An IndiGo aircraft prepares to land at Chhatrapati Shivaji International Airport in Mumbai, India (Photographer: Dhiraj Singh/Bloomberg)  

India’s Air Passenger Traffic Growth Falls To Five-Year Low

India’s second-largest airline SpiceJet Ltd. outpaced larger peer IndiGo in passenger traffic growth for first time in 14 months even as the number of Indian fliers rose at the slowest pace in five years in February.

Flight cancellations caused by grounding of fund-starved Jet Airways’ aircraft, pilot shortages faced by IndiGo and Mumbai runway shutdown might be the key reason behind the slowdown in passenger growth in February, Gagan Dixit, aviation analyst with Elara Capital, told BloombergQuint.

Debt-troubled Jet Airways (India) Ltd., which grounded 19 aircraft in February, witnessed the biggest-ever drop of 28 percent in its passenger growth. The airline’s domestic market share slipped to its lowest of 11.4 percent.
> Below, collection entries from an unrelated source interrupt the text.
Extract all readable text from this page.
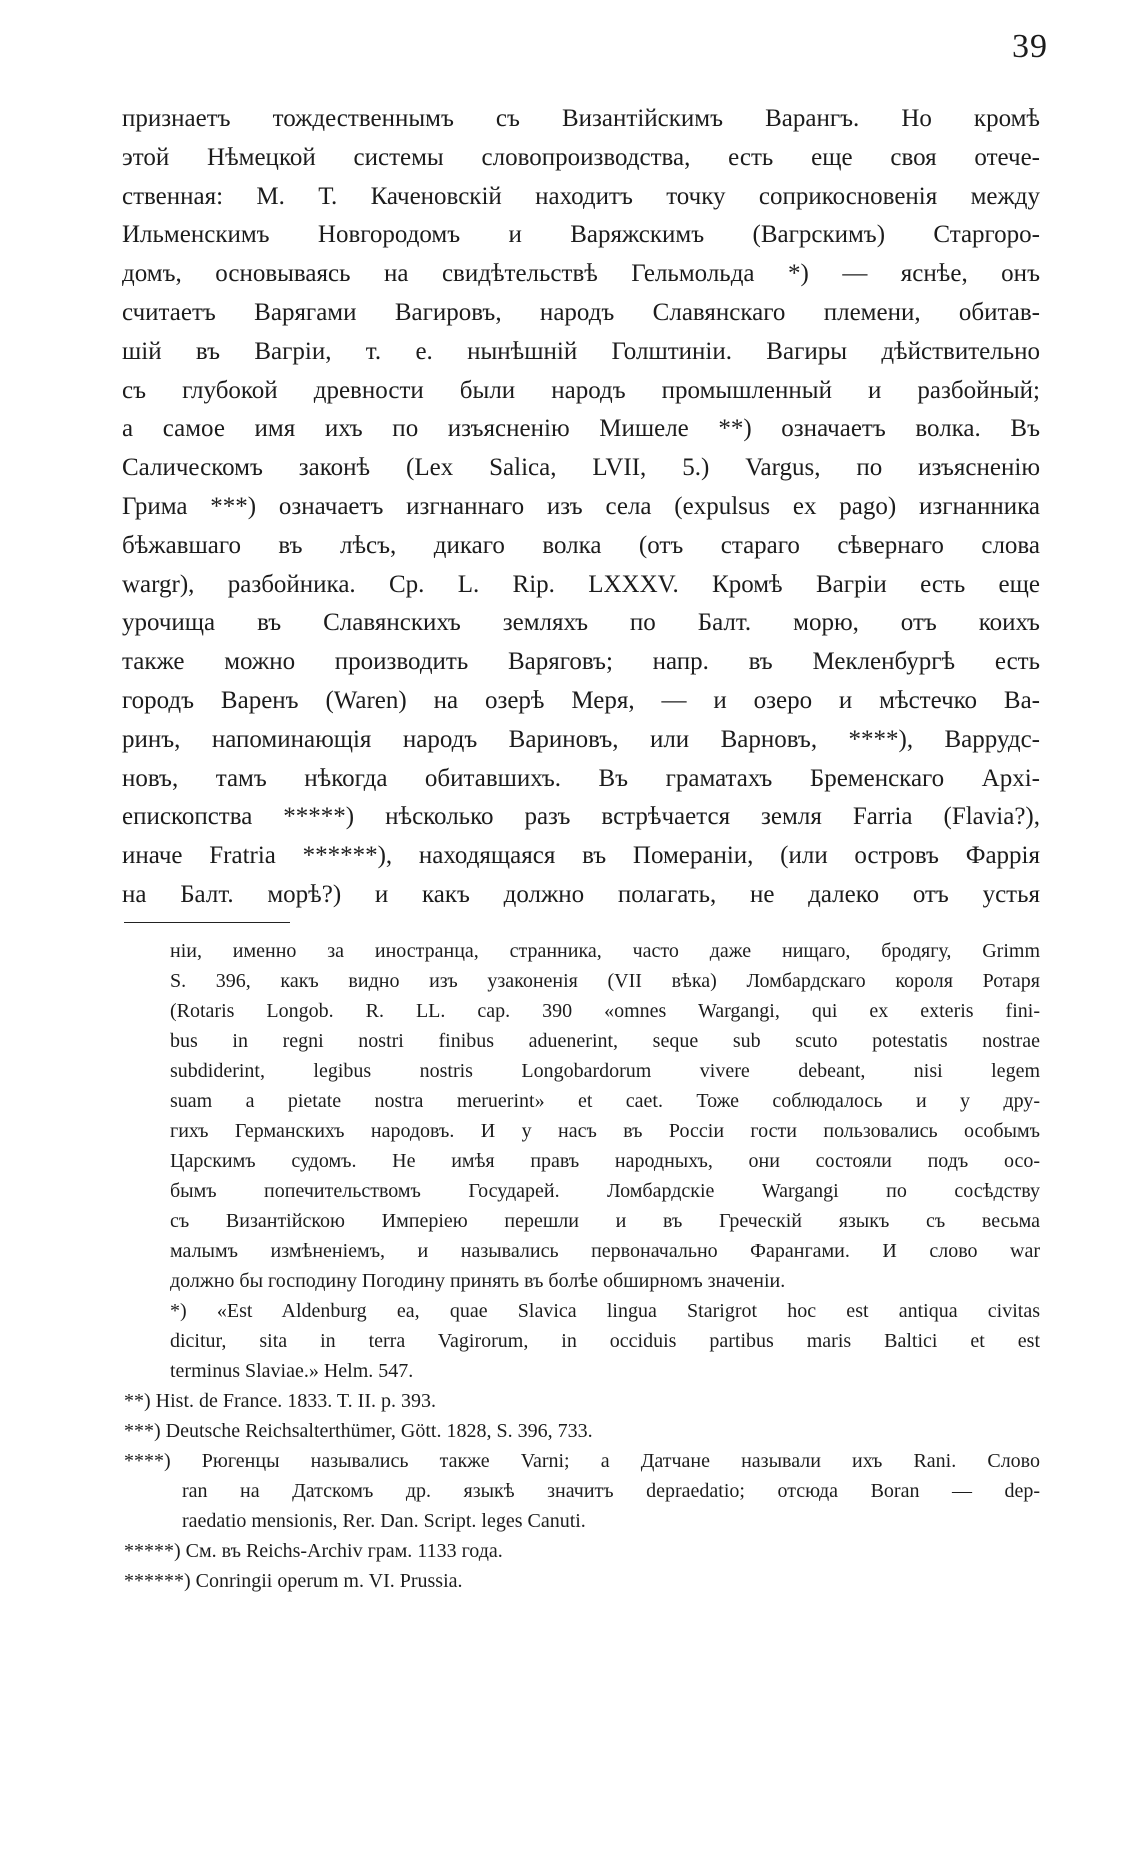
39
признаетъ тождественнымъ съ Византійскимъ Варангъ. Но кромѣ
этой Нѣмецкой системы словопроизводства, есть еще своя отече-
ственная: М. Т. Каченовскій находитъ точку соприкосновенія между
Ильменскимъ Новгородомъ и Варяжскимъ (Вагрскимъ) Старгоро-
домъ, основываясь на свидѣтельствѣ Гельмольда *) — яснѣе, онъ
считаетъ Варягами Вагировъ, народъ Славянскаго племени, обитав-
шій въ Вагріи, т. е. нынѣшній Голштиніи. Вагиры дѣйствительно
съ глубокой древности были народъ промышленный и разбойный;
а самое имя ихъ по изъясненію Мишеле **) означаетъ волка. Въ
Салическомъ законѣ (Lex Salica, LVII, 5.) Vargus, по изъясненію
Грима ***) означаетъ изгнаннаго изъ села (expulsus ex pago) изгнанника
бѣжавшаго въ лѣсъ, дикаго волка (отъ стараго сѣвернаго слова
wargr), разбойника. Ср. L. Rip. LXXXV. Кромѣ Вагріи есть еще
урочища въ Славянскихъ земляхъ по Балт. морю, отъ коихъ
также можно производить Варяговъ; напр. въ Мекленбургѣ есть
городъ Варенъ (Waren) на озерѣ Меря, — и озеро и мѣстечко Ва-
ринъ, напоминающія народъ Вариновъ, или Варновъ, ****), Варрудс-
новъ, тамъ нѣкогда обитавшихъ. Въ граматахъ Бременскаго Архі-
епископства *****) нѣсколько разъ встрѣчается земля Farria (Flavia?),
иначе Fratria ******), находящаяся въ Помераніи, (или островъ Фаррія
на Балт. морѣ?) и какъ должно полагать, не далеко отъ устья
ніи, именно за иностранца, странника, часто даже нищаго, бродягу, Grimm
S. 396, какъ видно изъ узаконенія (VII вѣка) Ломбардскаго короля Ротаря
(Rotaris Longob. R. LL. cap. 390 «omnes Wargangi, qui ex exteris fini-
bus in regni nostri finibus aduenerint, seque sub scuto potestatis nostrae
subdiderint, legibus nostris Longobardorum vivere debeant, nisi legem
suam a pietate nostra meruerint» et caet. Тоже соблюдалось и у дру-
гихъ Германскихъ народовъ. И у насъ въ Россіи гости пользовались особымъ
Царскимъ судомъ. Не имѣя правъ народныхъ, они состояли подъ осо-
бымъ попечительствомъ Государей. Ломбардскіе Wargangi по сосѣдству
съ Византійскою Имперіею перешли и въ Греческій языкъ съ весьма
малымъ измѣненіемъ, и назывались первоначально Фарангами. И слово war
должно бы господину Погодину принять въ болѣе обширномъ значеніи.
*) «Est Aldenburg ea, quae Slavica lingua Starigrot hoc est antiqua civitas
dicitur, sita in terra Vagirorum, in occiduis partibus maris Baltici et est
terminus Slaviae.» Helm. 547.
**) Hist. de France. 1833. T. II. p. 393.
***) Deutsche Reichsalterthümer, Gött. 1828, S. 396, 733.
****) Рюгенцы назывались также Varni; а Датчане называли ихъ Rani. Слово
ran на Датскомъ др. языкѣ значитъ depraedatio; отсюда Boran — dep-
raedatio mensionis, Rer. Dan. Script. leges Canuti.
*****) См. въ Reichs-Archiv грам. 1133 года.
******) Conringii operum m. VI. Prussia.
Passenger load factor, a measure of occupancy, improved for all the major airlines over the previous month because of flight cancellations. But it fell over last year. It dropped for the ninth straight month for SpiceJet—the airline, however, has stayed above 90-percent-plus load factor for 46 straight months now.

The passenger load factor for:

  • IndiGo fell by 340 basis points to 88.4 percent.
  • Jet Airways’ declined by 100 basis points to 89.4 percent.
  • Air India fell by 340 basis points to 83.3 percent.
  • GoAir improved by 220 basis points to 92.6 percent.
  • Air Asia’s rose by 380 basis points to 91.8 percent.
  • Vistara declined by 210 basis points to 89.1 percent.

IndiGo’s market share increased to 43.4 percent, while that of SpiceJet rose to 13.7 percent. Air India, Jet Group and GoAir’s market share declined over a year ago. Tata Group’s owned airline companies—Air Asia and Vistara –increased its share in February.